Dicen que el tiempo es oro. Y
yo, que soy impaciente por naturaleza, diría aún más: que es del más puro
platino. No hay que perder ni una miaja. Es parte esencial de nuestra vida.
No creo que sea una excepción
si digo que me irrita tener que esperar. Parafraseando a no sé quién, diré que la
puntualidad es un deber de caballeros, cortesía de reyes, hábito de gente de
valor y costumbre de gente bien educada. Sé que suena a rancio, pero, en
líneas generales, lo suscribo.
Hay personas que llevan la
impuntualidad en sus genes y no pueden evitar llegar tarde a sus citas. Solo
les deseo que esa impuntualidad crónica no les acarree un problema grave, como
que al no aparecer a tiempo a una entrevista de trabajo, pierdan una gran
oportunidad laboral. Aunque creo que esos impuntuales habituales lo son de
forma selectiva; según por qué y para qué sí saben presentarse a tiempo. Solo
con que se disputen un lugar o puesto preferente, un premio o un producto
escaso y muy rebajado, son capaces de madrugar extraordinariamente, como los
que hacen cola de noche, durmiendo al raso, para hacerse con el nuevo modelo de
iPhone.
Pero, como suelo hacer en mis
entradas, estas consideraciones solo son una pequeña introducción, un aperitivo
previo al caso que realmente quiero comentar y criticar: la espera que todos
los mortales —diría que sin excepción— tenemos que soportar cuando acudimos a
una cita médica. Yo, que soy un obseso de la puntualidad y eso de llegar tarde
se me antoja como una aberración, soy del todo incapaz de llegar ni tan solo un
minuto tarde a mi cita médica. ¿Y si hoy el médico va bien de tiempo o se ha
dado de baja un paciente y me llama antes de lo esperado, cuando todavía no he
llegado? ¡Qué iluso!

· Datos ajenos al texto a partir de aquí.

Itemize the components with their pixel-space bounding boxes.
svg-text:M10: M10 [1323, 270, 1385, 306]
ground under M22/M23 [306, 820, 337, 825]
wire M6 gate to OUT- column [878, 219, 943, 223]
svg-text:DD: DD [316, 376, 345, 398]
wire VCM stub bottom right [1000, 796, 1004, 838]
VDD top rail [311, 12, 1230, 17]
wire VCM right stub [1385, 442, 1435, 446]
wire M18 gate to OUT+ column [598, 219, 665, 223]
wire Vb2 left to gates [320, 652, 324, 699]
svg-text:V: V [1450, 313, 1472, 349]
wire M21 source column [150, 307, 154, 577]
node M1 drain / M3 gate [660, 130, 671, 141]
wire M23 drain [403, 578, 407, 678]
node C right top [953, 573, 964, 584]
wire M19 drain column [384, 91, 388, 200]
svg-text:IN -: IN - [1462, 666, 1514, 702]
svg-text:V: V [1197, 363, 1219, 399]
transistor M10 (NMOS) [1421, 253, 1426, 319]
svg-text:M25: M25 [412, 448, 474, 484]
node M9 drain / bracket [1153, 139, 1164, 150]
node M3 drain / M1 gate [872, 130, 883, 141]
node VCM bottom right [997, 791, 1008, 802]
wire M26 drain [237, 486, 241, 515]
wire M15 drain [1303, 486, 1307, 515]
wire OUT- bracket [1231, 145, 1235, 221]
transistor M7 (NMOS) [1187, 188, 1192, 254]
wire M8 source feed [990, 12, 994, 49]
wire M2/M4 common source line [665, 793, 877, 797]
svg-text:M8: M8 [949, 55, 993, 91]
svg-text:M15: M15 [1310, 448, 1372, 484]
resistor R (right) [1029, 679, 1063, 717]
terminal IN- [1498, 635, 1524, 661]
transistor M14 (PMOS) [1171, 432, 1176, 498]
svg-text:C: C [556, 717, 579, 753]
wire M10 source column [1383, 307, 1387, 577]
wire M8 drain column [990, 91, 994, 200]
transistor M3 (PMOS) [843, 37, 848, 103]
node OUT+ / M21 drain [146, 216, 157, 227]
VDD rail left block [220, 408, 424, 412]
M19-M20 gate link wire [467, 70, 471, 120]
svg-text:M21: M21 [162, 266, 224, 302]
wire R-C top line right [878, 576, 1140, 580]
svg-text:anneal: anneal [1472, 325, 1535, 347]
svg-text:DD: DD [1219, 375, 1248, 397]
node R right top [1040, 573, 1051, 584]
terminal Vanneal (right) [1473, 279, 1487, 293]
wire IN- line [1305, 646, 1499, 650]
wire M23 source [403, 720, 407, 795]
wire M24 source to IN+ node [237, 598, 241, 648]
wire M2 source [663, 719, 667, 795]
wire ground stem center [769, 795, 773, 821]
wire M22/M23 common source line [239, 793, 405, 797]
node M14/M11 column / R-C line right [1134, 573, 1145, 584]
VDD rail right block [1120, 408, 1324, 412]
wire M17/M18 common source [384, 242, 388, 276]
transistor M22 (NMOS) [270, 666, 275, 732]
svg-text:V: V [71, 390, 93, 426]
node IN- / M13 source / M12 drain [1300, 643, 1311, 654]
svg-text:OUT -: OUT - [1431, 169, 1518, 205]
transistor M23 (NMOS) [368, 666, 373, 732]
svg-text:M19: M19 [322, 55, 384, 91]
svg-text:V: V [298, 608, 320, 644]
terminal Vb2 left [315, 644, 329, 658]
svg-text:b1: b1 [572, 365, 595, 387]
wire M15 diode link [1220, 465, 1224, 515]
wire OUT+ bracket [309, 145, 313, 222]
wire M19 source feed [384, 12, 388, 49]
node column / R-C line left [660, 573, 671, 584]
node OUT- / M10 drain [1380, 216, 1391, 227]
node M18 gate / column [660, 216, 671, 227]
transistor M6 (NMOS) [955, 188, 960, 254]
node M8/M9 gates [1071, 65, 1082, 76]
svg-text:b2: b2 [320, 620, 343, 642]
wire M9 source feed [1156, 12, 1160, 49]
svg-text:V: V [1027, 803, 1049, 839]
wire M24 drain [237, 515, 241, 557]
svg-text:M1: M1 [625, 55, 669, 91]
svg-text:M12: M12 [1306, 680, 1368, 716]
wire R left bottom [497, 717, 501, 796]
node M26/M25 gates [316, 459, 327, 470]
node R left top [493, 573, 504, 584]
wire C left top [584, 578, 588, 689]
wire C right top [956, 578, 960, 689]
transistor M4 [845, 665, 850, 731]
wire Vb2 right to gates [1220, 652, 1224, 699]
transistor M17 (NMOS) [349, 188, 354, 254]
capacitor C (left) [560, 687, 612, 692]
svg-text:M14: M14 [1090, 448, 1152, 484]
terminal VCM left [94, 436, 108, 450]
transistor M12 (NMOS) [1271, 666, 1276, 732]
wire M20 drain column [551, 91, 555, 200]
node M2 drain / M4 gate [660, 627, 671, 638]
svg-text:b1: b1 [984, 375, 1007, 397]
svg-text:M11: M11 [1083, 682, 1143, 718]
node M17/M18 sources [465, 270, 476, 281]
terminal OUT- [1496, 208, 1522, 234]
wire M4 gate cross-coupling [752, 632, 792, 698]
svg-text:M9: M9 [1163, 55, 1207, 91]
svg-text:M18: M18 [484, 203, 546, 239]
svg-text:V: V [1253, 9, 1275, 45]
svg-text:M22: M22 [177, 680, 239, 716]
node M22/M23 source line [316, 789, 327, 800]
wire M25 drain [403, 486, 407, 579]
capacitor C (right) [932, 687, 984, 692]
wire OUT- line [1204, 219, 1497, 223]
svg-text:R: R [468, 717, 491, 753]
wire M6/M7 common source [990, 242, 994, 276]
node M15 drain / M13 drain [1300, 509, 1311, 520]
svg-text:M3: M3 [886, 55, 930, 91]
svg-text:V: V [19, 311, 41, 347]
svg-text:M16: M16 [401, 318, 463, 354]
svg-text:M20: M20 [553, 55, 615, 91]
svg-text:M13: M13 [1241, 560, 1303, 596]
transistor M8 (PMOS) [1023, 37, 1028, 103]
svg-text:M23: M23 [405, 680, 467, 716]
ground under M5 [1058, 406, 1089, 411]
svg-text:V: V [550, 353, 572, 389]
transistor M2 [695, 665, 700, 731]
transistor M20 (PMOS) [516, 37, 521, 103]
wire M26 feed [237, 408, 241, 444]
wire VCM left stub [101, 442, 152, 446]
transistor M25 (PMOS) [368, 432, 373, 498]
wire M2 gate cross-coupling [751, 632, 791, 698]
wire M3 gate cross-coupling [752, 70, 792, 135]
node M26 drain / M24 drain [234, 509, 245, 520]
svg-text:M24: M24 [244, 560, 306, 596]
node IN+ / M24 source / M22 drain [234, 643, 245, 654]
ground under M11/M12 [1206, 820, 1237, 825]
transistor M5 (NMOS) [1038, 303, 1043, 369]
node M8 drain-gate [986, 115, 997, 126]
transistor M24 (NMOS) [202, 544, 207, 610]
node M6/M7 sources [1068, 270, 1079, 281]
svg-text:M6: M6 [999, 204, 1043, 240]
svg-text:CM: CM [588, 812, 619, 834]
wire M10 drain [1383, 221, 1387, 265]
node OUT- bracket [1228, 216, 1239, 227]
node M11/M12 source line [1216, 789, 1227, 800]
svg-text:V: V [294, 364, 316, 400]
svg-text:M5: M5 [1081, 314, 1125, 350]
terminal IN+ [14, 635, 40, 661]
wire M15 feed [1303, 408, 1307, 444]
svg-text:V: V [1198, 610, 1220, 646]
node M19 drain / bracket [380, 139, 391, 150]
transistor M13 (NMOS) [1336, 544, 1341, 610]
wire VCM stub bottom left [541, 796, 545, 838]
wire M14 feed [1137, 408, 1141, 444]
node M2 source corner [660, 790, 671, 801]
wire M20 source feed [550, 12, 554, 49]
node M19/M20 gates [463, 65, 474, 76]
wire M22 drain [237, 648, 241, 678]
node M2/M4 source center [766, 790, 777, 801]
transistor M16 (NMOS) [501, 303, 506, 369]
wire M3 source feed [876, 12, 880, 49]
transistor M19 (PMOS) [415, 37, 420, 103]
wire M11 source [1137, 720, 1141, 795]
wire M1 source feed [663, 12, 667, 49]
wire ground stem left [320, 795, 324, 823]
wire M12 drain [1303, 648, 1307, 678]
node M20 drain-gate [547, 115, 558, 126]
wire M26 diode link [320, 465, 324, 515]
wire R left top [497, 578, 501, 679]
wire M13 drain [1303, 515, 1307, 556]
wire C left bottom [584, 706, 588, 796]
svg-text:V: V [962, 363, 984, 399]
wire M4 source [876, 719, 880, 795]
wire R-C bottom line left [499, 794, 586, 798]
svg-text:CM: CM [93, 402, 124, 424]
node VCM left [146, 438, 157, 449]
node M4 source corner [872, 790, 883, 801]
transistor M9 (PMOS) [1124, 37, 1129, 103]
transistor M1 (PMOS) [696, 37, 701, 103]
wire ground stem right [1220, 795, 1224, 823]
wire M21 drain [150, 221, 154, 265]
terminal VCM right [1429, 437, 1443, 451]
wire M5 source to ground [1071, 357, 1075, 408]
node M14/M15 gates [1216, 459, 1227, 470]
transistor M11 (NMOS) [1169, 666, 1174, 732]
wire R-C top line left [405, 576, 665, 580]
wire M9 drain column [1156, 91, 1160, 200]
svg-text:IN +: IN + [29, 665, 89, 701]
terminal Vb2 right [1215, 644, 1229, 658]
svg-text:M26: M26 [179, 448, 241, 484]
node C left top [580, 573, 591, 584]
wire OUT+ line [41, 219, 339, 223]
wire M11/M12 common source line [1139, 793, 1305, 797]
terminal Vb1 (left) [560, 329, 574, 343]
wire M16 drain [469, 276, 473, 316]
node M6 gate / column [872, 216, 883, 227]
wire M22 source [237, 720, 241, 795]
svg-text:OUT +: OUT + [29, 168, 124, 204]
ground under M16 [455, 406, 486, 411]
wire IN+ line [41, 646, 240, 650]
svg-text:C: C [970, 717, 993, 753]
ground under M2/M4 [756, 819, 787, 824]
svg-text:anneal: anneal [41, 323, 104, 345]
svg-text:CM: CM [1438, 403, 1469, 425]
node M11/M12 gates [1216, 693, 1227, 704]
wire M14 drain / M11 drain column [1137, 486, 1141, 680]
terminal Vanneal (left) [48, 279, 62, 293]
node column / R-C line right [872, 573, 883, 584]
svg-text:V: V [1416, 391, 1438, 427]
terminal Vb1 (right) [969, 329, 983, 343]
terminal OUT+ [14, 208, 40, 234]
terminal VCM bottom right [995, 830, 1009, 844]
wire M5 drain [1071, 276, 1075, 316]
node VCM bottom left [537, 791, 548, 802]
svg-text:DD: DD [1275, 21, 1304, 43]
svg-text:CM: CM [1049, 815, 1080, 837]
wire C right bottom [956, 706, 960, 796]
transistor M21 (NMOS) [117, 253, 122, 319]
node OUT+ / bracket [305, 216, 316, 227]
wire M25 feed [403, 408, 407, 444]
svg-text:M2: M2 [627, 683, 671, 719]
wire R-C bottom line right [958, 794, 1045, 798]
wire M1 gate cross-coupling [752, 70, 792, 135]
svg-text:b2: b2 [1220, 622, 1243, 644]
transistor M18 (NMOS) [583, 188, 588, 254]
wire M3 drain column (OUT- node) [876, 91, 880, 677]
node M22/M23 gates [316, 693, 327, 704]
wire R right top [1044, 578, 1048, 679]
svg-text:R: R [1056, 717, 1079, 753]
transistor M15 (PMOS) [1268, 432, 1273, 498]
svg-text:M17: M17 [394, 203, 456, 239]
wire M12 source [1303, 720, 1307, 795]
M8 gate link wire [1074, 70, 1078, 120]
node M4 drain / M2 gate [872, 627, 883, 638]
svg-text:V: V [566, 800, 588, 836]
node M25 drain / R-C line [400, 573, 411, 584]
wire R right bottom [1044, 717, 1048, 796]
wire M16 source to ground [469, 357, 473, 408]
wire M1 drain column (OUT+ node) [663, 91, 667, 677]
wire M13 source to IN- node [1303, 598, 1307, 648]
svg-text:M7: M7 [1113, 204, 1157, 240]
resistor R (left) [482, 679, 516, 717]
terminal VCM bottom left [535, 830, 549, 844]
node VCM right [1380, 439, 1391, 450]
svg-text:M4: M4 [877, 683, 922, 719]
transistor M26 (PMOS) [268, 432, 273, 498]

Años y años de experiencia negativa en este aspecto y
todavía creo que una demora de unos pocos minutos será una catástrofe y me
saltará el turno, quedándome sin ser visitado.
Y es que, según mi dilatada experiencia
en este quehacer, la media de tiempo que suelen hacer esperar al paciente —por
algo se llama así— varía entre un cuarto —algo excepcional— y tres cuartos de hora.
Menos mal que tenemos el móvil para distraernos y evitar morirnos de
aburrimiento mientras esperamos.
Que acudamos, por ejemplo, a
un servicio de análisis clínicos que no requiere cita previa y tengamos que
esperar una hora porque el laboratorio de extracción está repleto ya a primera
hora —ahí están los que se apresuran a ser de los primeros cuando suelen ser de
los que habitualmente llegan tarde a sus citas— es perfectamente normal, pero
que, teniendo concedida cita previa y tengamos que sufrir el mismo retraso para
ser atendidos, ya es de juzgado de guardia. ¿De qué sirve tener una hora
concedida si luego, cuando llegas a la consulta, tienes que hacer cola y te
llaman según el orden de llegada? Este no es un ejemplo inventado, lo he vivido
no hace mucho, motivo por el cual interpuse una reclamación que, obviamente, no
ha recibido respuesta. Y me refiero a lo que ocurre en centros médicos
privados. No quiero pensar en los públicos, aunque mi memoria me retrotrae a
muchos años atrás, cuando solía acudir a la sanidad pública y ocurría
exactamente lo mismo. Una vez más hago hincapié en que la privada se parece
cada vez más a la pública, al menos en este sentido.
Y si vas a Urgencias, ya ni os
cuento. De promedio nos tocará pasarnos en dicho Servicio entre cuatro y cinco horas, entre el triaje
previo, la atención médica y el diagnóstico final.
Y ¿qué ocurre con el tiempo de
espera para pedir una cita telefónicamente? «Todos nuestros agentes están
ocupados»,
locución grabada en bucle y, eso sí, acompañada de una musiquita que al final
te destroza los nervios. Y con mucha suerte, te acaban atendiendo después de
más de cinco minutos de espera y tras varios intentos fallidos. Es
desesperante.
¿Poco personal en todos estos
casos? Seguro. ¿Poca diligencia? También. ¿Poco interés? Posiblemente. A veces
se me antoja que hacer esperar es todavía un atributo muy español, que me trae
a la memoria a Mariano José de Larra y su «vuelva usted mañana».